EU sugar and renewable ethanol producers, sugar beet farmers, and workers call for no concessions on sugar and ethanol in the context of the EU-Mercosur trade negotiations.
Brazil is the world’s largest producer and exporter of sugar, accounting for a massive 52 per cent of world net sugar exports in 2015. Brazil is also the second largest producer and exporter of ethanol worldwide.
Brazil is already the single biggest beneficiary of the EU’s trade concessions on sugar. From October 2017, Brazil’s preferential access to the EU market will rise to over 0.7 million tonnes p. a., representing 52 per cent of the EU’s total WTO quota for sugar. All these imports are subject to a much-reduced duty.
Not content with dominating both the world market and the EU’s bilateral trade concessions, the Brazilian sugar and ethanol sector has requested substantial additional access to the EU sugar and ethanol markets in the EU-Mercosur negotiations.

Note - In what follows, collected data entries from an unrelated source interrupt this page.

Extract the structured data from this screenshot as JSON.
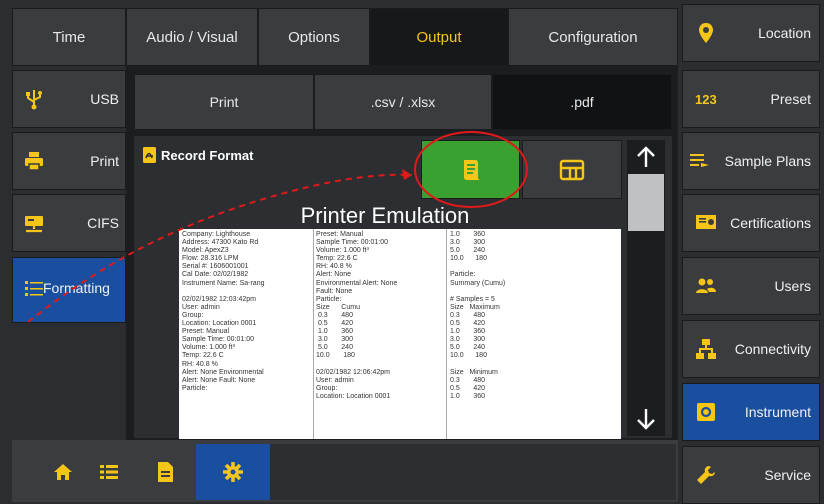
{
  "top_tabs": [
    {
      "label": "Time"
    },
    {
      "label": "Audio / Visual"
    },
    {
      "label": "Options"
    },
    {
      "label": "Output"
    },
    {
      "label": "Configuration"
    }
  ],
  "active_top_tab": "Output",
  "sub_tabs": [
    {
      "label": "Print"
    },
    {
      "label": ".csv / .xlsx"
    },
    {
      "label": ".pdf"
    }
  ],
  "active_sub_tab": ".pdf",
  "left_nav": [
    {
      "label": "USB",
      "icon": "usb-icon"
    },
    {
      "label": "Print",
      "icon": "printer-icon"
    },
    {
      "label": "CIFS",
      "icon": "network-drive-icon"
    },
    {
      "label": "Formatting",
      "icon": "formatting-list-icon"
    }
  ],
  "right_nav": [
    {
      "label": "Location",
      "icon": "location-pin-icon"
    },
    {
      "label": "Preset",
      "icon": "preset-123-icon"
    },
    {
      "label": "Sample Plans",
      "icon": "sample-plans-icon"
    },
    {
      "label": "Certifications",
      "icon": "certificate-icon"
    },
    {
      "label": "Users",
      "icon": "users-icon"
    },
    {
      "label": "Connectivity",
      "icon": "network-icon"
    },
    {
      "label": "Instrument",
      "icon": "gear-icon"
    },
    {
      "label": "Service",
      "icon": "wrench-icon"
    }
  ],
  "record_format": {
    "title": "Record Format",
    "heading": "Printer Emulation"
  },
  "doc_columns": [
    "Company: Lighthouse\nAddress: 47300 Kato Rd\nModel: ApexZ3\nFlow: 28.316 LPM\nSerial #: 1606001001\nCal Date: 02/02/1982\nInstrument Name: Sa-rang\n\n02/02/1982 12:03:42pm\nUser: admin\nGroup:\nLocation: Location 0001\nPreset: Manual\nSample Time: 00:01:00\nVolume: 1.000 ft³\nTemp: 22.6 C\nRH: 40.8 %\nAlert: None Environmental\nAlert: None Fault: None\nParticle:",
    "Preset: Manual\nSample Time: 00:01:00\nVolume: 1.000 ft³\nTemp: 22.6 C\nRH: 40.8 %\nAlert: None\nEnvironmental Alert: None\nFault: None\nParticle:\nSize      Cumu\n 0.3       480\n 0.5       420\n 1.0       360\n 3.0       300\n 5.0       240\n10.0       180\n\n02/02/1982 12:06:42pm\nUser: admin\nGroup:\nLocation: Location 0001",
    "1.0       360\n3.0       300\n5.0       240\n10.0      180\n\nParticle:\nSummary (Cumu)\n\n# Samples = 5\nSize   Maximum\n0.3       480\n0.5       420\n1.0       360\n3.0       300\n5.0       240\n10.0      180\n\nSize   Minimum\n0.3       480\n0.5       420\n1.0       360"
  ],
  "colors": {
    "accent_yellow": "#f5c518",
    "active_blue": "#1a4fa0",
    "green_button": "#3aa02f",
    "annotation_red": "#e11919"
  }
}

This request must be declined. The Brazilian government tips the playing field in its favour by offering extensive support to ethanol production and consumption. Since 94 per cent of sugar mills also produce ethanol, support for ethanol works as a major cross-subsidy for Brazil’s sugar producers. In periods of high sugar and low ethanol prices, ethanol capacities may cheaply and easily be used to produce sugar.

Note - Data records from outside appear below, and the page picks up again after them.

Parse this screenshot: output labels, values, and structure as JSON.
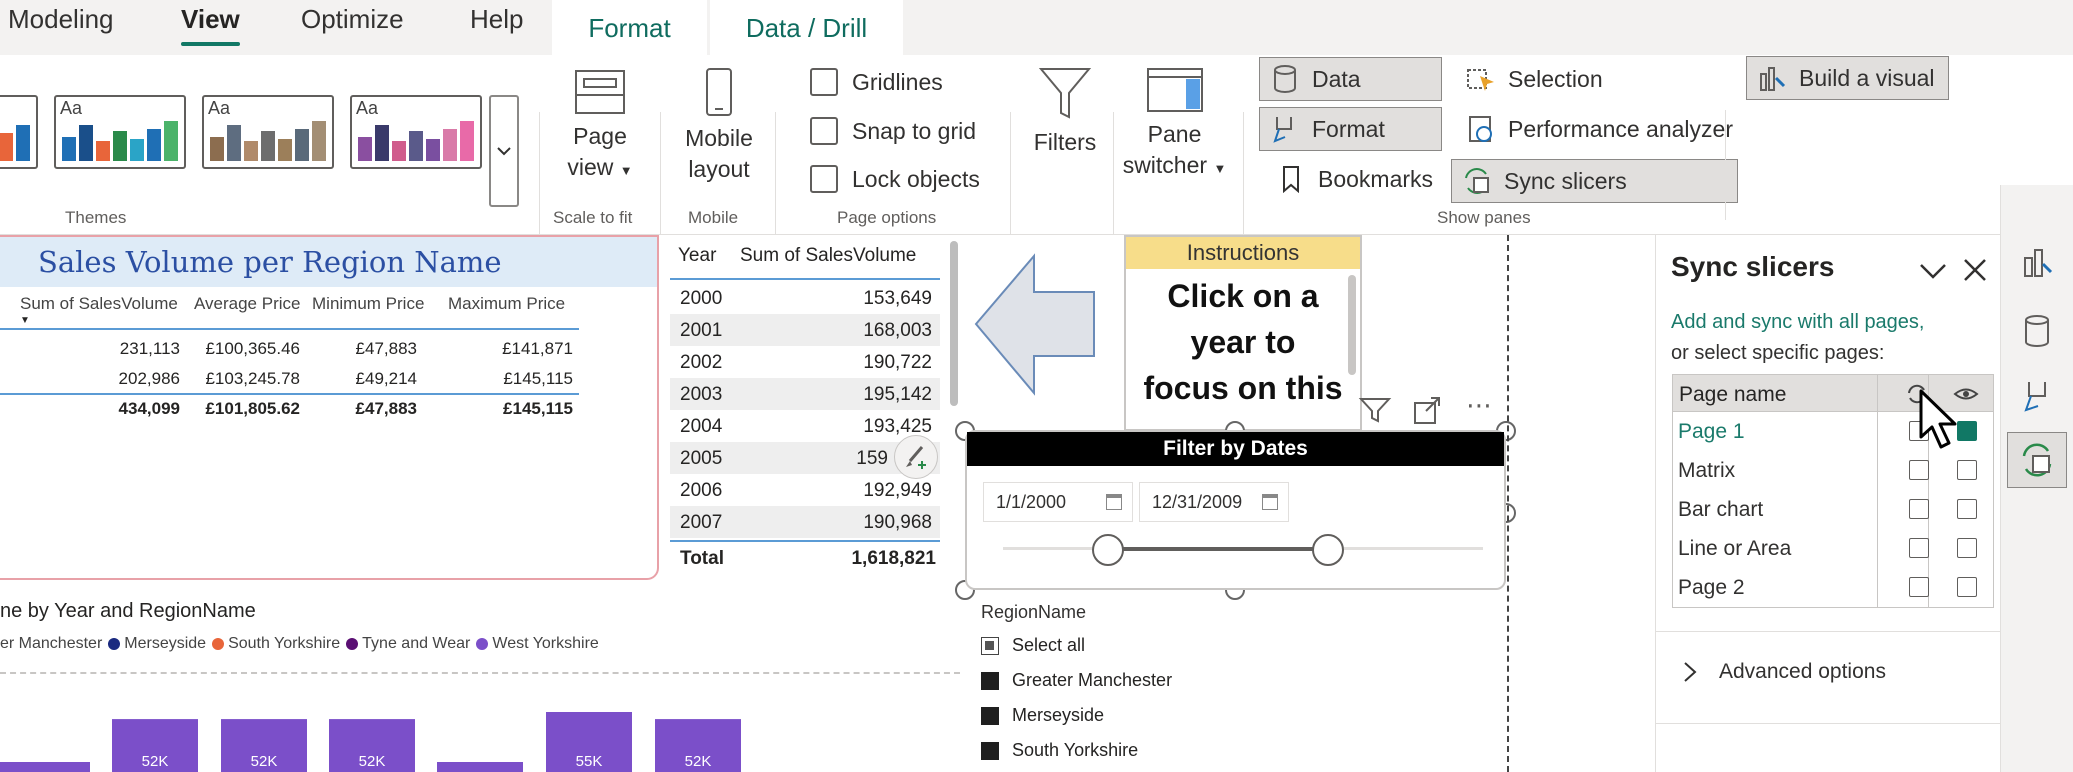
{
  "menu": {
    "tabs": [
      "Modeling",
      "View",
      "Optimize",
      "Help"
    ],
    "context_tabs": [
      "Format",
      "Data / Drill"
    ]
  },
  "ribbon": {
    "groups": {
      "themes": "Themes",
      "scale_to_fit": "Scale to fit",
      "mobile": "Mobile",
      "page_options": "Page options",
      "show_panes": "Show panes"
    },
    "theme_thumb_text": "Aa",
    "page_view": [
      "Page",
      "view"
    ],
    "mobile_layout": [
      "Mobile",
      "layout"
    ],
    "checkboxes": [
      "Gridlines",
      "Snap to grid",
      "Lock objects"
    ],
    "filters": "Filters",
    "pane_switcher": [
      "Pane",
      "switcher"
    ],
    "panes": {
      "data": "Data",
      "format": "Format",
      "bookmarks": "Bookmarks",
      "selection": "Selection",
      "performance": "Performance analyzer",
      "sync_slicers": "Sync slicers",
      "build_visual": "Build a visual"
    }
  },
  "matrix": {
    "title": "Sales Volume per Region Name",
    "headers": [
      "Sum of SalesVolume",
      "Average Price",
      "Minimum Price",
      "Maximum Price"
    ],
    "rows": [
      [
        "231,113",
        "£100,365.46",
        "£47,883",
        "£141,871"
      ],
      [
        "202,986",
        "£103,245.78",
        "£49,214",
        "£145,115"
      ]
    ],
    "total": [
      "434,099",
      "£101,805.62",
      "£47,883",
      "£145,115"
    ]
  },
  "year_table": {
    "headers": [
      "Year",
      "Sum of SalesVolume"
    ],
    "rows": [
      [
        "2000",
        "153,649"
      ],
      [
        "2001",
        "168,003"
      ],
      [
        "2002",
        "190,722"
      ],
      [
        "2003",
        "195,142"
      ],
      [
        "2004",
        "193,425"
      ],
      [
        "2005",
        "159"
      ],
      [
        "2006",
        "192,949"
      ],
      [
        "2007",
        "190,968"
      ]
    ],
    "total_label": "Total",
    "total_value": "1,618,821"
  },
  "instructions": {
    "header": "Instructions",
    "lines": [
      "Click on a",
      "year to",
      "focus on this"
    ]
  },
  "date_slicer": {
    "title": "Filter by Dates",
    "start": "1/1/2000",
    "end": "12/31/2009"
  },
  "region_slicer": {
    "title": "RegionName",
    "items": [
      "Select all",
      "Greater Manchester",
      "Merseyside",
      "South Yorkshire"
    ]
  },
  "bar_chart": {
    "title": "ne by Year and RegionName",
    "legend": [
      "er Manchester",
      "Merseyside",
      "South Yorkshire",
      "Tyne and Wear",
      "West Yorkshire"
    ],
    "legend_colors": [
      "#1a2a80",
      "#1a2a80",
      "#e8653a",
      "#5a0f73",
      "#7b4fc9"
    ],
    "bar_color": "#7b4fc9"
  },
  "chart_data": {
    "type": "bar",
    "title": "ne by Year and RegionName",
    "series": [
      {
        "name": "West Yorkshire",
        "values": [
          null,
          52,
          52,
          52,
          null,
          55,
          52
        ]
      }
    ],
    "data_labels": [
      "",
      "52K",
      "52K",
      "52K",
      "",
      "55K",
      "52K"
    ]
  },
  "sync_pane": {
    "title": "Sync slicers",
    "description": [
      "Add and sync with all pages,",
      "or select specific pages:"
    ],
    "column_header": "Page name",
    "pages": [
      {
        "name": "Page 1",
        "sync": false,
        "visible": true
      },
      {
        "name": "Matrix",
        "sync": false,
        "visible": false
      },
      {
        "name": "Bar chart",
        "sync": false,
        "visible": false
      },
      {
        "name": "Line or Area",
        "sync": false,
        "visible": false
      },
      {
        "name": "Page 2",
        "sync": false,
        "visible": false
      }
    ],
    "advanced": "Advanced options"
  },
  "colors": {
    "accent": "#117865",
    "matrix_title": "#2b4fa3",
    "matrix_title_bg": "#deebf7",
    "instructions_header": "#f7dd8a",
    "bar": "#7b4fc9"
  }
}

The Brazilian government also offers specific support to its sugar sector, which runs into the billions of USD. Imports of subsidised sugar and ethanol from Brazil would therefore not be competing on a level playing field with sugar that is grown and manufactured in the EU.
There is no reason to open the EU market further to Brazilian sugar and ethanol. EU sugar production is expected to be more than sufficient to cover the EU’s needs from 2017/18. Ethanol production is also sufficient to cover EU demand, especially given the Commission’s intention to phase out the share of crop-based biofuels in the transport energy mix.

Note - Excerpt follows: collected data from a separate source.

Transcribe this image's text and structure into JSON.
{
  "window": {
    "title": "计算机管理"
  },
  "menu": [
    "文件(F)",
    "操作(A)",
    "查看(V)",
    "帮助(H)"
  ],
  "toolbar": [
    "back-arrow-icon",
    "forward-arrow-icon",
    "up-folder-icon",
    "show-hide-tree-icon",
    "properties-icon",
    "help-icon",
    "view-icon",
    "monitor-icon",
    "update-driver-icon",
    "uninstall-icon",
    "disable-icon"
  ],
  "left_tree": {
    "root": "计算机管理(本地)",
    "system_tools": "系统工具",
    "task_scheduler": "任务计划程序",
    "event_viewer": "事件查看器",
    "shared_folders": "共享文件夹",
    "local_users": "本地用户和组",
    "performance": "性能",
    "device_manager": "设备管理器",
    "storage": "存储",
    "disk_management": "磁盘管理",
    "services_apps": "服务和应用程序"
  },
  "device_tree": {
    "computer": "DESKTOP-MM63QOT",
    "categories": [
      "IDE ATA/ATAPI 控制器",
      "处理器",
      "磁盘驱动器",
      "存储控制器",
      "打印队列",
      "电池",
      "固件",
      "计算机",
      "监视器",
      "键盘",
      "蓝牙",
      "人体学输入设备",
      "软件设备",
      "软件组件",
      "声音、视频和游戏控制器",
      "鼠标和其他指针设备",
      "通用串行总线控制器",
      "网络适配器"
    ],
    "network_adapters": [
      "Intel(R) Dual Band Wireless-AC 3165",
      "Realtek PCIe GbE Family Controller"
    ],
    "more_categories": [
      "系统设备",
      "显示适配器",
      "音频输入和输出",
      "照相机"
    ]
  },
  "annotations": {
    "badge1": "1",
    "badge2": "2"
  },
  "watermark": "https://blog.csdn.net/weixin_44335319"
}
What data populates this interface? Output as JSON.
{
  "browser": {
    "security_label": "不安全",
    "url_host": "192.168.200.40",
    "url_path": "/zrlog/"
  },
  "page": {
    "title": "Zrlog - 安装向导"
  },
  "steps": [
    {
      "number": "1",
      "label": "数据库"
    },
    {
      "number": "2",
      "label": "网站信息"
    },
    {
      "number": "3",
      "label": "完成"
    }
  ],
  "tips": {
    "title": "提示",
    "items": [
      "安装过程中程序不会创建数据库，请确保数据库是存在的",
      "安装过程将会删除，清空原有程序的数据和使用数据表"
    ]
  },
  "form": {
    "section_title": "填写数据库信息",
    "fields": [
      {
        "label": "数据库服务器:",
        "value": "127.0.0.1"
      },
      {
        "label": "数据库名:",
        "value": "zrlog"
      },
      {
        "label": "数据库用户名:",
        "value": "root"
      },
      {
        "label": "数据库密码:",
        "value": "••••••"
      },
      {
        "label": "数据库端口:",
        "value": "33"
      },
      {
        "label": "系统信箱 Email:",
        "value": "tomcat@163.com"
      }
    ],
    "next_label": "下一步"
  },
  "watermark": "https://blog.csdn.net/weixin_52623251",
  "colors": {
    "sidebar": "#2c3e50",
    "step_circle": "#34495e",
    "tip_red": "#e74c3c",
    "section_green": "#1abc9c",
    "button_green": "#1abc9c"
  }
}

The EU sugar and ethanol sectors provide high-quality manufacturing jobs in some of the EU’s most vulnerable rural areas, and serve as vital outlets for sugar beet farmers. The Mercosur negotiations represent an existential threat to the livelihoods of these individuals. With the end of sugar production quotas fast approaching, EU Member States and the European Parliament have a duty to defend them.